Isaiah 13:8
And they shall be afraid: pangs and sorrows shall take hold of them; they shall be in pain as a woman that travaileth: they shall be amazed one at another; their faces shall be as flames.
Cross-reference
Isaiah 21:3 uses the identical 'pangs like a woman in labor' to describe anguish, directly paralleling this oracle's terror imagery.

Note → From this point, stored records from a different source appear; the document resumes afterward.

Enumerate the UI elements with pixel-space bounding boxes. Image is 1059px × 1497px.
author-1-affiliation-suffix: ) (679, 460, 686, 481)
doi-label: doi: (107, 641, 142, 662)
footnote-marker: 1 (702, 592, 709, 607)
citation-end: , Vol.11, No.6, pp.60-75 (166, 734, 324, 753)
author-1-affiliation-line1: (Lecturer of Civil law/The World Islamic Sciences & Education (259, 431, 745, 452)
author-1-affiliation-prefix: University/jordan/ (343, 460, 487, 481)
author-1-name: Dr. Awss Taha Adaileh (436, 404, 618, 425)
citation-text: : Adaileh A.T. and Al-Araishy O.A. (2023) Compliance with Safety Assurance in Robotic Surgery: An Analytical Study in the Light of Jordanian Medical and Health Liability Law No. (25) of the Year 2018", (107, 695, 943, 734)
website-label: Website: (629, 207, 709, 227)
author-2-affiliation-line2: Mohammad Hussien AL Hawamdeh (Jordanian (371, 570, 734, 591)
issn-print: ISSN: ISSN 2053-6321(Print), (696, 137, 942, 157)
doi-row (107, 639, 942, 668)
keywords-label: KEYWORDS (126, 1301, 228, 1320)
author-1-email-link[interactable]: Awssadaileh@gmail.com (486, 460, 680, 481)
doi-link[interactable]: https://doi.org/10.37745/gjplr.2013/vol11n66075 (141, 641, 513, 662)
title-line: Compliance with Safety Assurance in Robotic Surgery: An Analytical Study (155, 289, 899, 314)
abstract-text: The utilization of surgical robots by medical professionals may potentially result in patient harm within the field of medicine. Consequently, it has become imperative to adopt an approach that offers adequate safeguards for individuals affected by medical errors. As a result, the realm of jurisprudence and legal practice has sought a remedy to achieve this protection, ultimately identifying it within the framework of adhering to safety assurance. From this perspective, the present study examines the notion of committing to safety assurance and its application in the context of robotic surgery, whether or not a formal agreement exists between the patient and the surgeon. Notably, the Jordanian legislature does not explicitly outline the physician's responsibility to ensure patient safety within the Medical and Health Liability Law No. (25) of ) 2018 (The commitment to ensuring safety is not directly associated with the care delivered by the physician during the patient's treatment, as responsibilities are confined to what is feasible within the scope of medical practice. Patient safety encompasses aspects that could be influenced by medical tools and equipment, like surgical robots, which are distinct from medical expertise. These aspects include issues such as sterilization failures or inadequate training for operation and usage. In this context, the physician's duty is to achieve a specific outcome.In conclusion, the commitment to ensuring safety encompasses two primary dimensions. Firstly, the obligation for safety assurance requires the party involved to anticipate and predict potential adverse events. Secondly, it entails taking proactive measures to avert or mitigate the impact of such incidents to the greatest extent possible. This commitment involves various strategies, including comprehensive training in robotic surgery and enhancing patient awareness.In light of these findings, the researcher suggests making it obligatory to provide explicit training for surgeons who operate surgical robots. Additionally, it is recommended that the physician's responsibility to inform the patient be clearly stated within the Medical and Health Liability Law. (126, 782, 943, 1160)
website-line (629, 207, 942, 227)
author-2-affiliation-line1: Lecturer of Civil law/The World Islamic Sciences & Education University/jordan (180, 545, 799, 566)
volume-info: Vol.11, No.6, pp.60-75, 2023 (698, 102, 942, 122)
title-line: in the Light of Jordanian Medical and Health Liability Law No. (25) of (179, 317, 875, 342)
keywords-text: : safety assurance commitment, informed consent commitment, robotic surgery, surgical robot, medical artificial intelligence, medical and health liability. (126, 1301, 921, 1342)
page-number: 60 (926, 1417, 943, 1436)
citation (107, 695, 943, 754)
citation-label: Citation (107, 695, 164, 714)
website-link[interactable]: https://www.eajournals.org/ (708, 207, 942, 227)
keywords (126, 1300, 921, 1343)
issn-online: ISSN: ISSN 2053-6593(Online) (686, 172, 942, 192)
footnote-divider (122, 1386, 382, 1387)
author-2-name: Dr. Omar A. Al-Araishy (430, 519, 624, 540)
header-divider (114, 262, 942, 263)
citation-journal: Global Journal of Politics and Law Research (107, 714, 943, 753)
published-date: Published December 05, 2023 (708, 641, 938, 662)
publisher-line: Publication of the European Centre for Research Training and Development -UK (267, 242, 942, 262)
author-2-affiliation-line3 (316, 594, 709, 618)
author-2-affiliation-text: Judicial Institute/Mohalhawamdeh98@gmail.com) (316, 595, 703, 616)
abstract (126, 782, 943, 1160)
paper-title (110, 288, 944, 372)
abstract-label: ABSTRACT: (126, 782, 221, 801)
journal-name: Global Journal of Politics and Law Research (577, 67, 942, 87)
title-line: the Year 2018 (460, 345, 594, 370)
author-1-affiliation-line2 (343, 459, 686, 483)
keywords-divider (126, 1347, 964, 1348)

Isaiah 26:17 applies the labor metaphor to Israel's longing—different context, but the same figure of pangs links the verses.
Psalm 48:6 explicitly mentions 'pangs like a woman in labor,' exactly matching this verse's description of terror.
Jeremiah 30:6 asks about men in labor—using the same imagery of pangs and pale faces, directly echoing this judgment scene.
Daniel 5:6 describes Belshazzar's terror with physical symptoms — loins loosed, knees knocking — mirroring the fear and bodily reactions in Isaiah 13:8.
Nahum 2:10 shares multiple phrases — hearts melting, knees smiting, faces gathering blackness — almost identical description of panic at judgment.
1 Thessalonians 5:3 uses the same 'travail upon a woman with child' metaphor for sudden destruction, directly echoing Isaiah's judgment imagery.
Jeremiah 4:31 uses the same 'woman in travail' imagery for Zion's distress during judgment — a shared prophetic metaphor for anguish.
Jeremiah 13:21 warns that sorrows will take Israel 'as a woman in travail' — directly echoing Isaiah 13:8's pain metaphor.
Jeremiah 48:41 compares Moab's warriors' hearts to 'a woman in her pangs' — identical imagery for judgment on a foreign nation.
Jeremiah 49:22 says Edom's mighty men's hearts will be 'as the heart of a woman in her pangs' — same metaphor for Edom's fall.
Hosea 13:13 says 'sorrows of a travailing woman' shall come upon Ephraim — directly applying the birth-pain metaphor to Israel's rebellion.
Micah 4:9 asks Zion why she cries out, for 'pangs have taken thee as a woman in travail' — same imagery for Jerusalem's distress.
Genesis 3:16 introduces the curse of painful childbirth; Isaiah uses this as a metaphor for fear, linking judgment to the primordial curse.
Joel 2:6 describes people pained and faces gathering blackness — the same vivid imagery of terror before judgment that Isaiah uses.